Ecosystem size and the migration question
ESX has the largest legacy catalog of free and paid scripts; QBCore is a close second; QBox is newest and has fewer scripts written specifically for it. QBox's strongest selling point is that its built-in QB-Core compatibility bridge translates most QBCore API calls, so the large QBCore script ecosystem mostly runs on QBox unmodified. The usual exceptions are resources tightly coupled to qb-inventory, qb-target, or qb-menu, which you swap for their ox equivalents.

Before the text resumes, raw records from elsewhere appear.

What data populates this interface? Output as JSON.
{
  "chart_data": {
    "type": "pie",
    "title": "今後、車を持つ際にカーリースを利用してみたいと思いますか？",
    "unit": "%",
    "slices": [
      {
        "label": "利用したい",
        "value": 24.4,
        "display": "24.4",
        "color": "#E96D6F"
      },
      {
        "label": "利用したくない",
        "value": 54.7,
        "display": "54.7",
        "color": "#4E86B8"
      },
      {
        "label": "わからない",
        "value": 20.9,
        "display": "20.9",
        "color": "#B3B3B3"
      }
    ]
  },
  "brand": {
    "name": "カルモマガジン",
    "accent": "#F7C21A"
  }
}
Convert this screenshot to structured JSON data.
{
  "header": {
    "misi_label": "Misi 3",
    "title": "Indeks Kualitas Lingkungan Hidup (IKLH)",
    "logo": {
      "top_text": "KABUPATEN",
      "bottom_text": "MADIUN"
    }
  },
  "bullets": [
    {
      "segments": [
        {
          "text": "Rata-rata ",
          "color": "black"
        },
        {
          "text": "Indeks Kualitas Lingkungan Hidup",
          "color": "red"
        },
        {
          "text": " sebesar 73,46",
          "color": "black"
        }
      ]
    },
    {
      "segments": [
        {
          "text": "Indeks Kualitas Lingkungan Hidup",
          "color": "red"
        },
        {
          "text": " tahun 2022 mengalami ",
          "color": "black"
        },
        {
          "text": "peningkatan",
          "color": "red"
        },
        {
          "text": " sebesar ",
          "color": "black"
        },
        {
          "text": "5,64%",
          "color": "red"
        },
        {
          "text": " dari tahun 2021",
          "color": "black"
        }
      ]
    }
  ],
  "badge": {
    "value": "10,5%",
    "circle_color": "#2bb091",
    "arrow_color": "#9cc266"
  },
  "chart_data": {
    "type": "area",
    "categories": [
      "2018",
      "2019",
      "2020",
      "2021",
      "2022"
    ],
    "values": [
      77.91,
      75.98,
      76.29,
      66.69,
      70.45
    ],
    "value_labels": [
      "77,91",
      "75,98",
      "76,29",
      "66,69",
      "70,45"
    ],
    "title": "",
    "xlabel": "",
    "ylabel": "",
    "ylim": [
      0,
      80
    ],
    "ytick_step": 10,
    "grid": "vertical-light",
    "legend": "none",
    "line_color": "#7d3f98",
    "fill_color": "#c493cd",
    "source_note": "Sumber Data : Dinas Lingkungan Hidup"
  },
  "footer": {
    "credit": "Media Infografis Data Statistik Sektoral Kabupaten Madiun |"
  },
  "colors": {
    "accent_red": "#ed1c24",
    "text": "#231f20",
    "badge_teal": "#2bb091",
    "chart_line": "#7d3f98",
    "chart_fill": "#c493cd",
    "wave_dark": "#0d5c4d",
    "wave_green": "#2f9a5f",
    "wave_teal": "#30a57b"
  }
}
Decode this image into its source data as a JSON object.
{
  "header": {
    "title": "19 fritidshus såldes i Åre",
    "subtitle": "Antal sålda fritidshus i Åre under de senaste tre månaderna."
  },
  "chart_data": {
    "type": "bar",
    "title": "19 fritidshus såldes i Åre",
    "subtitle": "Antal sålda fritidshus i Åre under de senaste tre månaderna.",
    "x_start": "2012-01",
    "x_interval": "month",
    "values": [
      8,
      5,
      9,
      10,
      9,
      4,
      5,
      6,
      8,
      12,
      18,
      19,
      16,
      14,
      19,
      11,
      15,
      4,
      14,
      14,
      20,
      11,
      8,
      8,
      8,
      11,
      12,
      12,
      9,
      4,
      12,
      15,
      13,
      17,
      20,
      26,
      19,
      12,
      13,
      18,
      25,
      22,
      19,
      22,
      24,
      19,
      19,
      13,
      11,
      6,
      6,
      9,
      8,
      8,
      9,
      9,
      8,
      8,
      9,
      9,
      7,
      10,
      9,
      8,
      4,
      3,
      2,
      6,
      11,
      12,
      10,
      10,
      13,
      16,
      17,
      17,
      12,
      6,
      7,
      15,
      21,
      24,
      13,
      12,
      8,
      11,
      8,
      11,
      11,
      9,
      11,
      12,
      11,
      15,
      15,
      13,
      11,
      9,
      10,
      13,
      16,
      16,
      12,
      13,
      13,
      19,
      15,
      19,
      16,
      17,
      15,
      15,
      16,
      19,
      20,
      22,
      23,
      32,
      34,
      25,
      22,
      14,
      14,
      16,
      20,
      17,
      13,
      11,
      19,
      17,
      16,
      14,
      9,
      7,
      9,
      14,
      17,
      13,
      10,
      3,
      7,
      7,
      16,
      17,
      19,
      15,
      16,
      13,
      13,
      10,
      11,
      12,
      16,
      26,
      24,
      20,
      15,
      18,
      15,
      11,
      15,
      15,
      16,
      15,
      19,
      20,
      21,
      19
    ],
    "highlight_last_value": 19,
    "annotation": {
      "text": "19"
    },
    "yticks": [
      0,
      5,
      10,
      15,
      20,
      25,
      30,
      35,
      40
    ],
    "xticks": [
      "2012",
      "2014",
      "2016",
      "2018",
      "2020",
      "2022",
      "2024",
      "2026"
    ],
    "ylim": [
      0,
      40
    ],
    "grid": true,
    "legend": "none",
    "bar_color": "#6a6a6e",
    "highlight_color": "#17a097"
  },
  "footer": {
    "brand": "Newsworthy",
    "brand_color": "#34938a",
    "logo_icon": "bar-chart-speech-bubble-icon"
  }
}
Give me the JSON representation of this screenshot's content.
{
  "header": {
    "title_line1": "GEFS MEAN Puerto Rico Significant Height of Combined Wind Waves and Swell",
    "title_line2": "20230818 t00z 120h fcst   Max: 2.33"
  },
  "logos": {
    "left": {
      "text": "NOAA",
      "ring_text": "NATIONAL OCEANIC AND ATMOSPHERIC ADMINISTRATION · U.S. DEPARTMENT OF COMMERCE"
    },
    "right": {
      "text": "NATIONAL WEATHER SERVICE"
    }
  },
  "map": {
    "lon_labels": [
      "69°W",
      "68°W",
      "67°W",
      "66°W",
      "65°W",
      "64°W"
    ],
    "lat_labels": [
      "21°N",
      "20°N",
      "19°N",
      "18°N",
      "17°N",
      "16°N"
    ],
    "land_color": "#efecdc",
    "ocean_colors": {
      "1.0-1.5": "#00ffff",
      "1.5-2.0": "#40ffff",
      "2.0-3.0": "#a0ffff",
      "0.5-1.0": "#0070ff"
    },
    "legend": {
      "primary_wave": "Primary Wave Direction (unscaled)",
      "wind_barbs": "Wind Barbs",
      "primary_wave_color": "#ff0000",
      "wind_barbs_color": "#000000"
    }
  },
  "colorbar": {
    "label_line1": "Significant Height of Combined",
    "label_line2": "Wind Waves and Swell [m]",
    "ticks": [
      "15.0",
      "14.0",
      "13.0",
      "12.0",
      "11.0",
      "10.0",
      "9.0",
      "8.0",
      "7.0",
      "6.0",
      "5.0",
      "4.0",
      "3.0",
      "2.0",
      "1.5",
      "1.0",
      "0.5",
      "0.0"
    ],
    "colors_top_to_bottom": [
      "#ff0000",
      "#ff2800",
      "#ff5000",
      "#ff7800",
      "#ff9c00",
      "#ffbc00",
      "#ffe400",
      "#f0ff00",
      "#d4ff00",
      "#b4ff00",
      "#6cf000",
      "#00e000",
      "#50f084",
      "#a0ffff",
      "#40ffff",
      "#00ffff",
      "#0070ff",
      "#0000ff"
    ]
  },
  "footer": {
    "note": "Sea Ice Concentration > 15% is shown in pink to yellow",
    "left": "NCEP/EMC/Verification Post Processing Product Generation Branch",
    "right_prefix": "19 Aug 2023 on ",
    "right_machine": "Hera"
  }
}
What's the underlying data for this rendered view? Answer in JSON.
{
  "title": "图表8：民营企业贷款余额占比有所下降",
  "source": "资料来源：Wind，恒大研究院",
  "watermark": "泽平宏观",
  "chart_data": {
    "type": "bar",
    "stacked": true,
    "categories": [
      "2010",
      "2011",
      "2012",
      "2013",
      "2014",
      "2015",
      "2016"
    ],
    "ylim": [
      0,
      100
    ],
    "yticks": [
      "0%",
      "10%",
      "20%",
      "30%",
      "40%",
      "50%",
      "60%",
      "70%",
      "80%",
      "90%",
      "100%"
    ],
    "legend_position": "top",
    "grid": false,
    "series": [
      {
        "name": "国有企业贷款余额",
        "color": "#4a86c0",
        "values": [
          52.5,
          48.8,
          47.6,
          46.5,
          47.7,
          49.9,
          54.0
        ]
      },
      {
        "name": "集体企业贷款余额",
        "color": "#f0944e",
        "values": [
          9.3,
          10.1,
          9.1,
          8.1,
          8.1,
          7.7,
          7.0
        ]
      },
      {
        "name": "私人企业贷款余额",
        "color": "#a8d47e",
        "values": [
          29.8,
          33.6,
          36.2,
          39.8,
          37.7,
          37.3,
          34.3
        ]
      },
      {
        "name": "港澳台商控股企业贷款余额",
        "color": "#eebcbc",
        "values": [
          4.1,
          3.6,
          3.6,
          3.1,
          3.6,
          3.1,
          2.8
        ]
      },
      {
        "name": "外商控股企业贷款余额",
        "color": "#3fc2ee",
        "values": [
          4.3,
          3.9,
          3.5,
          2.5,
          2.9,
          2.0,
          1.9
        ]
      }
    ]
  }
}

If you're starting fresh, you do not really have a 'migration' problem: build on QBox and you get the modern stack plus access to the QBCore catalog. If you inherit an existing QBCore server, migrating is a real project, not a one-click switch, so weigh whether the gains justify the testing time.
PlayDeck teaches this framework-by-framework with AI doing the heavy lifting: you describe the feature and the framework you're on, and you steer the AI to write the Lua or JS that matches that framework's exact surface, which is exactly where most copy-pasted code breaks. If you want to learn this the practical way, you can join the PlayDeck waitlist.
Frequently asked questions
Is QBCore dead in 2026?
No, thousands of live servers still run QBCore and plenty of scripts still target it. What's changed is that its core development has largely slowed, and the community has rallied around QBox as the actively maintained successor. If you're starting a new server, most people now recommend QBox over vanilla QBCore.
Can QBox run QBCore scripts?
Mostly yes. QBox ships with a QB-Core compatibility bridge that translates standard QBCore API calls to QBox equivalents, so the majority of properly written QBCore resources run without changes. Scripts hard-wired to qb-inventory, qb-target, or qb-menu need their ox equivalents swapped in.
Which framework is best for a complete beginner?
There's a real trade-off: ESX has the most tutorials and the biggest script catalog, while QBox has more features built in and a cleaner modern stack. Many beginners start on ESX for the sheer volume of learning material, then move to QBox once they understand the basics. See our dedicated beginner framework guide for a full breakdown.
Do I need to pick just one framework forever?
No. The core concepts (resources, the fxmanifest, client vs server vs shared scripts, callbacks, and the ox library family) transfer across all three. Pick one to learn deeply first; the second framework is far easier once the fundamentals click.